Non migliore fu il destino toccato alle sue opere inedite. Lodovico Serenai, suo esecutore testamentario, tentò invano di convincere Michelangelo Ricci (1619-1682) e Raffaello Magiotti (1597-1656) a curarne la stampa. A sobbarcarsi il gravoso compito fu infine Vincenzo Viviani (1622-1703), il quale morì senza portare a termine l’impresa. Bisognerà aspettare il terzo centenario della nascita di Torricelli perché si avvii un’edizione completa, anche se non molto attendibile dal punto di vista filologico e scientifico, delle Opere di Evangelista Torricelli, che vedrà la luce tra il 1919 e il 1944.
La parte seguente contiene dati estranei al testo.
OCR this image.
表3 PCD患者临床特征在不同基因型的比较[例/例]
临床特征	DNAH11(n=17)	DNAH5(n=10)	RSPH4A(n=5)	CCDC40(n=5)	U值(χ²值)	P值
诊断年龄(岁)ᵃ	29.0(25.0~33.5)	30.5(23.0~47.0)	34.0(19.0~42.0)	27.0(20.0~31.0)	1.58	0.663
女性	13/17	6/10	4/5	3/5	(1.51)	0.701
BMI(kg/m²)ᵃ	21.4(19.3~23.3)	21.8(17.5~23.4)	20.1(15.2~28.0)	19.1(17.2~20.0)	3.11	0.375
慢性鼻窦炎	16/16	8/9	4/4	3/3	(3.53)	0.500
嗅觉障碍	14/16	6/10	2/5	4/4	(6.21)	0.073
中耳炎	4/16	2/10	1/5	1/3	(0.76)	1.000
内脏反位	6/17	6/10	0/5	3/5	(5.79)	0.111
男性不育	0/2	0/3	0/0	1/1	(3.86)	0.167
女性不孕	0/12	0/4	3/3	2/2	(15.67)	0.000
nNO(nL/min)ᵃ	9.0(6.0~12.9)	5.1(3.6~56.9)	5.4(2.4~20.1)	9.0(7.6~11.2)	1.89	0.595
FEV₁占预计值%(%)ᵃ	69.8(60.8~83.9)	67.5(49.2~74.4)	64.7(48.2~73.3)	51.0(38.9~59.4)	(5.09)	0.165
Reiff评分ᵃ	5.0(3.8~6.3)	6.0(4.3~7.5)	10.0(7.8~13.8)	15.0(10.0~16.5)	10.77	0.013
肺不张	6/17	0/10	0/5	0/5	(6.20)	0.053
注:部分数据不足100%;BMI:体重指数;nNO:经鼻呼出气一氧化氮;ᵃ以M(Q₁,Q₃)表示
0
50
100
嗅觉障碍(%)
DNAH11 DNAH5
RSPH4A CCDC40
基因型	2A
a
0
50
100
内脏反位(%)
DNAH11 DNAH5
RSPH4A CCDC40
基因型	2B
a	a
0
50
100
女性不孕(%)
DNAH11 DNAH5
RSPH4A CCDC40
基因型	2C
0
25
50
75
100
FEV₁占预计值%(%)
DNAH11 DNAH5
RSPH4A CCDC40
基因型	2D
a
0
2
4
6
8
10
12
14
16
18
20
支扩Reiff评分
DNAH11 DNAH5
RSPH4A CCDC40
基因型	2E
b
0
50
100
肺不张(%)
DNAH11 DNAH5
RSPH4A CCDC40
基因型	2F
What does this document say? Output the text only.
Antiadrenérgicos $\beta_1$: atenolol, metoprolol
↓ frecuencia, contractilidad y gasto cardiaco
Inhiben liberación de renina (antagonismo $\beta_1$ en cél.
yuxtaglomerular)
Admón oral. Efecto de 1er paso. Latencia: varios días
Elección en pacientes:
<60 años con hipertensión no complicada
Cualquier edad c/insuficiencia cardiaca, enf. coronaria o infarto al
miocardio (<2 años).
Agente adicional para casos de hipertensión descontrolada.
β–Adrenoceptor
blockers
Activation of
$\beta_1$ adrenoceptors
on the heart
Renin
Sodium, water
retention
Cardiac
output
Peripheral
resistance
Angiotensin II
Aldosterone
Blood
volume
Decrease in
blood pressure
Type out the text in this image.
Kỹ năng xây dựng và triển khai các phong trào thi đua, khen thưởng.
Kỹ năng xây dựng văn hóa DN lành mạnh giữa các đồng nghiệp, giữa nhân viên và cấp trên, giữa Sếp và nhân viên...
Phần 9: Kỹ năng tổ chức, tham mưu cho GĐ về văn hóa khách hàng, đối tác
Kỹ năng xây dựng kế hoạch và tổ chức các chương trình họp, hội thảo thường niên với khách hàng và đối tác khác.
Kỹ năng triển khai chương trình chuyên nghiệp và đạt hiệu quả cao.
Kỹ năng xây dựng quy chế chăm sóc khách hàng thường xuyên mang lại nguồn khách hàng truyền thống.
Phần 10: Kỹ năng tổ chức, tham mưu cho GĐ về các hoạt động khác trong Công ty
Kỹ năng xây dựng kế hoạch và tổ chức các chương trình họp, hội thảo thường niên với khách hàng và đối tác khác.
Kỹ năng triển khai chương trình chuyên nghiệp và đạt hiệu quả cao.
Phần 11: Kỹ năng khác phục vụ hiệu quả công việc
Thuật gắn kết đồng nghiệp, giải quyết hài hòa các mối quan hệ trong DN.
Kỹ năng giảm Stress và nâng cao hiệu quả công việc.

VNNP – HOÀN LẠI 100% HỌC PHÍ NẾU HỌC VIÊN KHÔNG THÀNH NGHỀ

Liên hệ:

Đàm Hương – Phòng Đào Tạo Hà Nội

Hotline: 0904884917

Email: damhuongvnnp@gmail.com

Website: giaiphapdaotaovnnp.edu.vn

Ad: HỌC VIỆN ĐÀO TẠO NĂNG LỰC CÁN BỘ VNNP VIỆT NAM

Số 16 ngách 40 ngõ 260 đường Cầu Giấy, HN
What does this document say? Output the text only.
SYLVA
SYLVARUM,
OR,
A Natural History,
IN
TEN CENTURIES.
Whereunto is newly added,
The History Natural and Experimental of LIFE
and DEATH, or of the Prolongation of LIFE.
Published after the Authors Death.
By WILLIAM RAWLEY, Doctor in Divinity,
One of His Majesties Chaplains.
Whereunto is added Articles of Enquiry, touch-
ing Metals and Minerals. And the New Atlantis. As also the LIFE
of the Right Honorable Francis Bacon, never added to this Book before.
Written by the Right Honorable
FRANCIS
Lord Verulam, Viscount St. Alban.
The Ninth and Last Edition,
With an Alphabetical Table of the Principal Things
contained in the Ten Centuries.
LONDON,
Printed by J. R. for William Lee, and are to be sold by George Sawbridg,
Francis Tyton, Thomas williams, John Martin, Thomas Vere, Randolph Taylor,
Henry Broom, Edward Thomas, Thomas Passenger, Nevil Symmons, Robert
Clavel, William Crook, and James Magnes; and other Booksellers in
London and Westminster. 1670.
Il De motu gravium naturaliter descendentium et proiectorum è articolato in due libri, il primo dedicato alla discesa dei gravi lungo piani inclinati, corde di cerchi e archi di parabola, il secondo alla traiettoria di proietti lanciati con diverse inclinazioni. Nelle pagine di apertura Torricelli riconosce il proprio debito nei confronti della teoria del moto esposta da Galilei nei Discorsi e dimostrazioni matematiche intorno a due nuove scienze (1638), e dichiara di avere come obiettivo principale quello di fornire una dimostrazione del postulato dei piani inclinati, sul quale si fonda l’intera analisi galileiana del moto di caduta. A premessa della propria dimostrazione egli pone un principio, conosciuto come principio di Torricelli, secondo il quale «due gravi congiunti assieme non possono muoversi da sé, se il loro comune centro di gravità non si abbassa» (Capecchi, Pisano 2007, pp. 1-29). Torricelli diede un notevole contributo al perfezionamento della geometria degli indivisibili; tuttavia scelse, a differenza di Galilei, di non applicare tale metodo allo studio del moto dei gravi, ma di servirsi unicamente di un procedimento di prova «meccanico», basato sull’idea che le velocità di corpi di uguale mole siano direttamente proporzionali ai momenti di gravità degli stessi corpi (Giusti 1990). In un’appendice al libro secondo, intitolata De motu aquarum, Torricelli formula una legge che porta ancor oggi il suo nome, secondo la quale le quantità d’acqua che scorrono in tempi uguali attraverso un foro praticato alla base di un recipiente stanno fra loro come le radici quadrate delle altezze del liquido in esso contenuto (Blay 1985).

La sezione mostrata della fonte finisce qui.